Python version: 3.7.3 (default, Mar 27 2019, 22:11:17)  [GCC 7.3.0] (64-bit runtime)
Python platform: Linux-5.15.0-58-generic-x86_64-with-debian-bullseye-sid
Is CUDA available: True
CUDA runtime version: 11.2.152
CUDA_MODULE_LOADING set to: LAZY
GPU models and configuration: 
GPU 0: GRID A100D-7-80C
  MIG 7g.80gb     Device  0:

Nvidia driver version: 525.85.05
cuDNN version: Probably one of the following:
/usr/lib/x86_64-linux-gnu/libcudnn.so.8.1.1
/usr/lib/x86_64-linux-gnu/libcudnn_adv_infer.so.8.1.1
/usr/lib/x86_64-linux-gnu/libcudnn_adv_train.so.8.1.1
/usr/lib/x86_64-linux-gnu/libcudnn_cnn_infer.so.8.1.1
/usr/lib/x86_64-linux-gnu/libcudnn_cnn_train.so.8.1.1
/usr/lib/x86_64-linux-gnu/libcudnn_ops_infer.so.8.1.1
/usr/lib/x86_64-linux-gnu/libcudnn_ops_train.so.8.1.1
HIP runtime version: N/A
MIOpen runtime version: N/A
Is XNNPACK available: True

Versions of relevant libraries:
[pip3] numpy==1.21.6
[pip3] torch==1.13.1
[conda] numpy                     1.21.6                   pypi_0    pypi
[conda] torch                     1.13.1                   pypi_0    pypi

Hi @eusip !
Can you share with us the entire training script?
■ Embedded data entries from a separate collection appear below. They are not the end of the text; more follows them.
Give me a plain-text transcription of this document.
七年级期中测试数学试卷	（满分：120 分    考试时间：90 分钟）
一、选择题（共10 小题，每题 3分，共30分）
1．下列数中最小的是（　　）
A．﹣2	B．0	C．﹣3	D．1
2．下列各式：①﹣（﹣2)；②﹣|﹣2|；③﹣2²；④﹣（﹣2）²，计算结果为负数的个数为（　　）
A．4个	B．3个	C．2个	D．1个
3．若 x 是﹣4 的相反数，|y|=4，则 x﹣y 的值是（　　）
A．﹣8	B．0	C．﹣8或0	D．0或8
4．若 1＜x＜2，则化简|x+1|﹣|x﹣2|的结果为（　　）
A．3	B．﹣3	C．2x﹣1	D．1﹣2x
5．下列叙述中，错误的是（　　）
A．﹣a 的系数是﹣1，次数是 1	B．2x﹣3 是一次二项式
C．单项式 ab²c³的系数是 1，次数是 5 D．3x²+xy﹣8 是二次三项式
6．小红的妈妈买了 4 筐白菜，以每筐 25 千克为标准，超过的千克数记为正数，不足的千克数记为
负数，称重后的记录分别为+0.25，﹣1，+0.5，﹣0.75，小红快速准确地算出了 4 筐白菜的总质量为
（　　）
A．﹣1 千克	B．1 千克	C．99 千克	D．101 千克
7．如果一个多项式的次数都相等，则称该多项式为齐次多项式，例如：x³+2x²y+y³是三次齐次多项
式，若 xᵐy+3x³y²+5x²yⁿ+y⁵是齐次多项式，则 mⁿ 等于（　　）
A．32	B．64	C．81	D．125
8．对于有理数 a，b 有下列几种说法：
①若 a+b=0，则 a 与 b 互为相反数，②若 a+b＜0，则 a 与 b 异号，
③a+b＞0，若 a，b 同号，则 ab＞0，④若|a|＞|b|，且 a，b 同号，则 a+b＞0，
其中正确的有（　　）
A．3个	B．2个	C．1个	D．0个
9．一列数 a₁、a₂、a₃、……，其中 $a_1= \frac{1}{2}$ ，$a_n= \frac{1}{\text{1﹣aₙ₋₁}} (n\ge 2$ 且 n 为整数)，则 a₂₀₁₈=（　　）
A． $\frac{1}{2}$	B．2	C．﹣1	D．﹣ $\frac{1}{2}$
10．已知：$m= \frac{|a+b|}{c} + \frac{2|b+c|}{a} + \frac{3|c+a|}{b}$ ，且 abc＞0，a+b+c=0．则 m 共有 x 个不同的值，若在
I suspect you are calling gradient checkpoint under the hood for some reason (even if the flag gradient_checkpointing is set to False)
The error you are seeing is due to the fact that the inputs does not have requires_grad set to True. For that you might need to call:

if hasattr(model, "enable_input_require_grads"):
    model.enable_input_require_grads()
else:
    def make_inputs_require_grad(module, input, output):
         output.requires_grad_(True)

    model.get_input_embeddings().register_forward_hook(make_inputs_require_grad)

Somewhere in your training script, right before get_peft_model.
Let me know if this works

7 Likes

Thanks for the prompt response @ybelkada !

Your code snippet did the trick! For general reference my updated training script can be found here.

2 Likes

For future users, I had the same error messages but the posted solution didn’t work. For me the problem was caused by these lines:

from peft import prepare_model_for_kbit_training

model = prepare_model_for_kbit_training(model)

The fix was to remove them.

You saved my day.
Thank you.

I think the comments in this link may be helpful.

same, removed the line.

Thanks, I am getting the same error but this solution does not work for me.